Campeau sees what Poke is looking at and yanks his hand, which has been holding the door, out of sight. The thick gauze bandage around his wrist is professional and neatly done, but dirty enough to need changing.

“We were worried about you.”

“Who’s we?”

“Your landlady, Toots, the woman next door. Trix.” He watches Campeau’s eyes widen in something that might be panic, grabs a quick breath, and says, “Me.”

“Woman next door—the Australian?”

“She heard a lot of noise the night you left. It frightened her. She knocked on your door a bunch of times the next morning and then called the landlady. Landlady called me.”

“Had a fight with myself,” Campeau says. “We were evenly matched.”

“I know how that is.”

“Do you,” Campeau says. It’s not a question. “Well, listen, I’ve got to—”

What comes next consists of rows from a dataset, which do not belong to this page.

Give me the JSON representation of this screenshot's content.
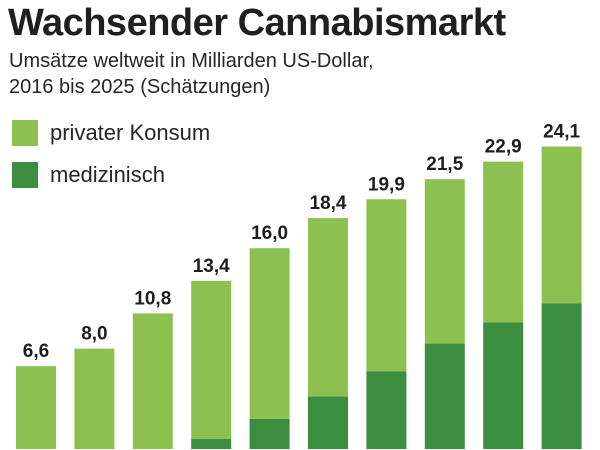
{
  "chart_data": {
    "type": "bar",
    "stacked": true,
    "title": "Wachsender Cannabismarkt",
    "subtitle_line1": "Umsätze weltweit in Milliarden US-Dollar,",
    "subtitle_line2": "2016 bis 2025 (Schätzungen)",
    "totals": [
      6.6,
      8.0,
      10.8,
      13.4,
      16.0,
      18.4,
      19.9,
      21.5,
      22.9,
      24.1
    ],
    "value_labels": [
      "6,6",
      "8,0",
      "10,8",
      "13,4",
      "16,0",
      "18,4",
      "19,9",
      "21,5",
      "22,9",
      "24,1"
    ],
    "series": [
      {
        "name": "medizinisch",
        "values": [
          0,
          0,
          0,
          0.8,
          2.4,
          4.2,
          6.2,
          8.4,
          10.1,
          11.6
        ]
      },
      {
        "name": "privater Konsum",
        "values": [
          6.6,
          8.0,
          10.8,
          12.6,
          13.6,
          14.2,
          13.7,
          13.1,
          12.8,
          12.5
        ]
      }
    ],
    "colors": {
      "privater Konsum": "#8cc152",
      "medizinisch": "#3c8d3f"
    },
    "legend": [
      {
        "label": "privater Konsum",
        "color": "#8cc152"
      },
      {
        "label": "medizinisch",
        "color": "#3c8d3f"
      }
    ],
    "legend_position": "top-left",
    "grid": false
  }
}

“More or less.” He looks past Campeau at the woman who’s just come into view behind him, probably from the bathroom. She’s slender and white-haired, with symmetrical, delicate features and an unusually full mouth. She’s probably in her early seventies, and he’s seen her eyes before. “Good morning,” he says.

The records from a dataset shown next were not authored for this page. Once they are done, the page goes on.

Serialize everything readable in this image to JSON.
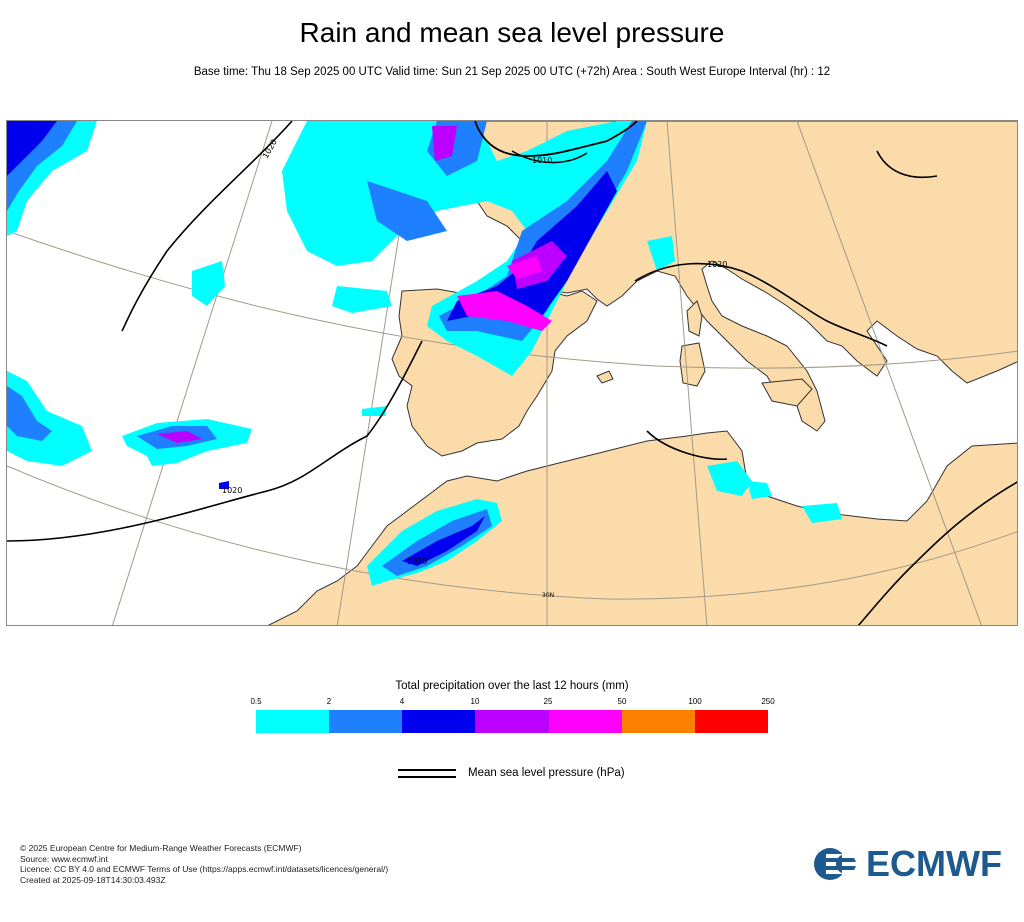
{
  "header": {
    "title": "Rain and mean sea level pressure",
    "subtitle": "Base time: Thu 18 Sep 2025 00 UTC Valid time: Sun 21 Sep 2025 00 UTC (+72h) Area : South West Europe Interval (hr) : 12"
  },
  "map": {
    "area": "South West Europe",
    "isobar_labels": [
      "1010",
      "1020",
      "1020",
      "1020",
      "1020"
    ],
    "latitude_label": "30N",
    "colors": {
      "land": "#fbdba9",
      "sea": "#ffffff",
      "coast": "#333333",
      "graticule": "#a09a8a",
      "isobar": "#000000"
    }
  },
  "legend": {
    "title": "Total precipitation over the last 12 hours (mm)",
    "ticks": [
      "0.5",
      "2",
      "4",
      "10",
      "25",
      "50",
      "100",
      "250"
    ],
    "colors": [
      "#00ffff",
      "#1e7fff",
      "#0000ee",
      "#bb00ff",
      "#ff00ff",
      "#ff8000",
      "#ff0000"
    ],
    "mslp_label": "Mean sea level pressure (hPa)"
  },
  "footer": {
    "line1": "© 2025 European Centre for Medium-Range Weather Forecasts (ECMWF)",
    "line2": "Source: www.ecmwf.int",
    "line3": "Licence: CC BY 4.0 and ECMWF Terms of Use (https://apps.ecmwf.int/datasets/licences/general/)",
    "line4": "Created at 2025-09-18T14:30:03.493Z"
  },
  "logo": {
    "text": "ECMWF",
    "color": "#1e5a8e"
  }
}
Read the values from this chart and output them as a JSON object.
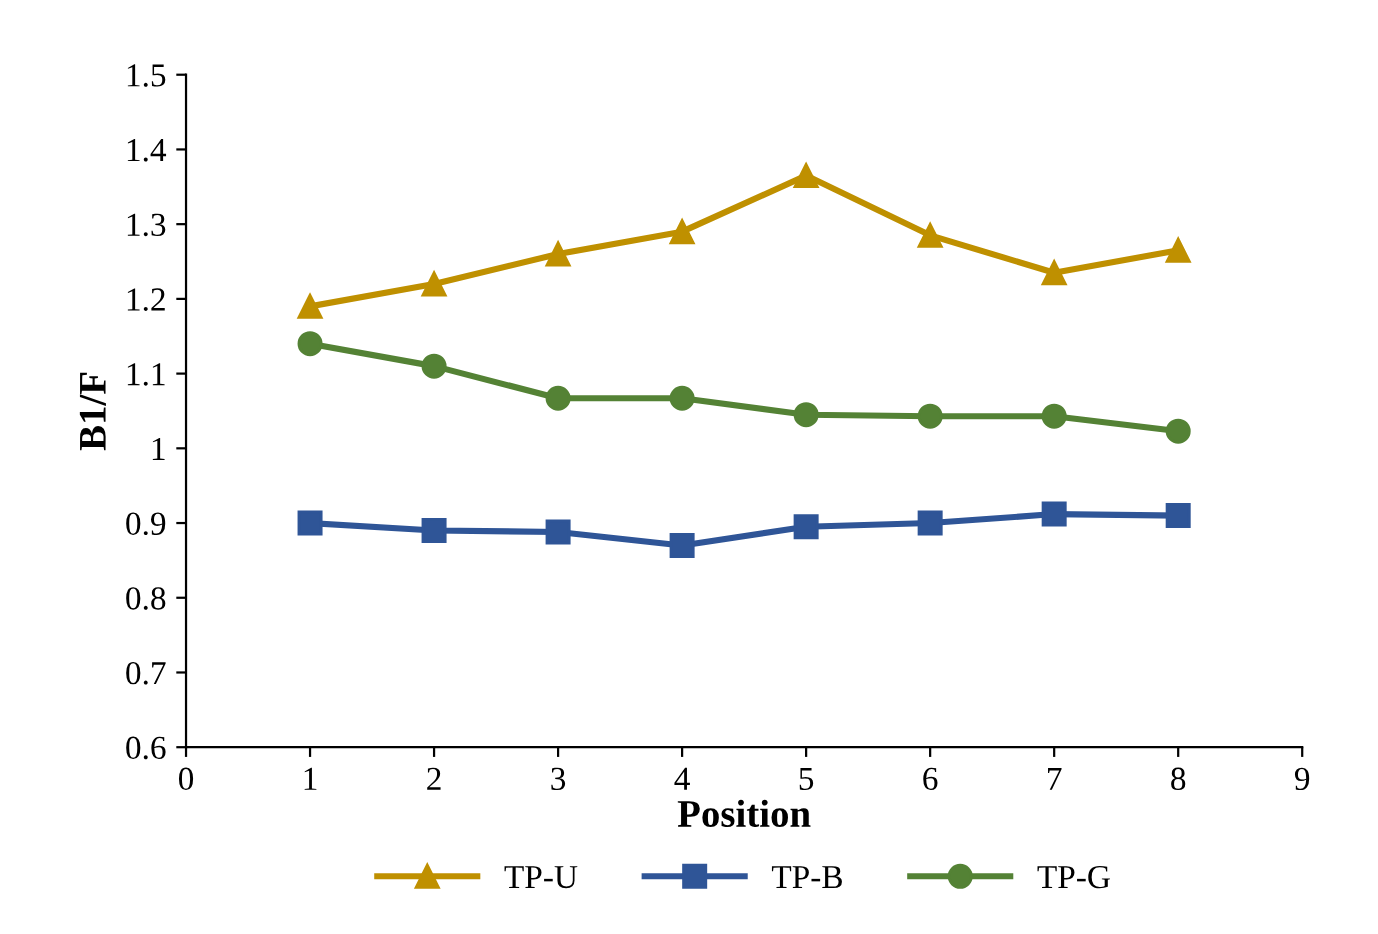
{
  "chart_data": {
    "type": "line",
    "xlabel": "Position",
    "ylabel": "B1/F",
    "x": [
      1,
      2,
      3,
      4,
      5,
      6,
      7,
      8
    ],
    "series": [
      {
        "name": "TP-U",
        "color": "#bf9000",
        "marker": "triangle",
        "values": [
          1.19,
          1.22,
          1.26,
          1.29,
          1.365,
          1.285,
          1.235,
          1.265
        ]
      },
      {
        "name": "TP-B",
        "color": "#2f5597",
        "marker": "square",
        "values": [
          0.9,
          0.89,
          0.888,
          0.87,
          0.895,
          0.9,
          0.912,
          0.91
        ]
      },
      {
        "name": "TP-G",
        "color": "#548235",
        "marker": "circle",
        "values": [
          1.14,
          1.11,
          1.067,
          1.067,
          1.045,
          1.043,
          1.043,
          1.023
        ]
      }
    ],
    "xlim": [
      0,
      9
    ],
    "xticks": [
      0,
      1,
      2,
      3,
      4,
      5,
      6,
      7,
      8,
      9
    ],
    "ylim": [
      0.6,
      1.5
    ],
    "yticks": [
      0.6,
      0.7,
      0.8,
      0.9,
      1,
      1.1,
      1.2,
      1.3,
      1.4,
      1.5
    ],
    "grid": false,
    "legend": "bottom",
    "line_style": "solid"
  }
}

Campeau turns as though he hadn’t been expecting anyone to be there. “Oh,” he says. Then, to Poke, he says, “This is, this is Malee.”

“I thought it might be.” To her, he says, “It’s very nice to meet you.”

“This is Poke,” Campeau says. He looks intensely uncomfortable.

“You are friends,” Malee says, looking slightly surprised. Her English is almost unaccented.

“Like this,” Poke says, holding up his index finger and middle finger, pressed together.

“So, uhhh, listen,” Campeau says, “we should all go out sometime, me and Malee and you and, and, um, Rose.”

“Just the four of us,” Rafferty says, wondering how much it’s going to cost him to sell Rose on it. “That would be great. Just great. Well, hey, I don’t want to butt in. Just needed to make sure you were okay.”

“Yup, sure,” Campeau says, shifting from foot to foot. “You bet. Right as rain.”

“Can’t tell you how happy I am about it.”

“Oh, for Christ’s sake,” Campeau says, “get out of here.” But he closes the door gently.

He’s no sooner hit the sidewalk than his phone rings. It’s Fon. She says, “You can buy diaper?”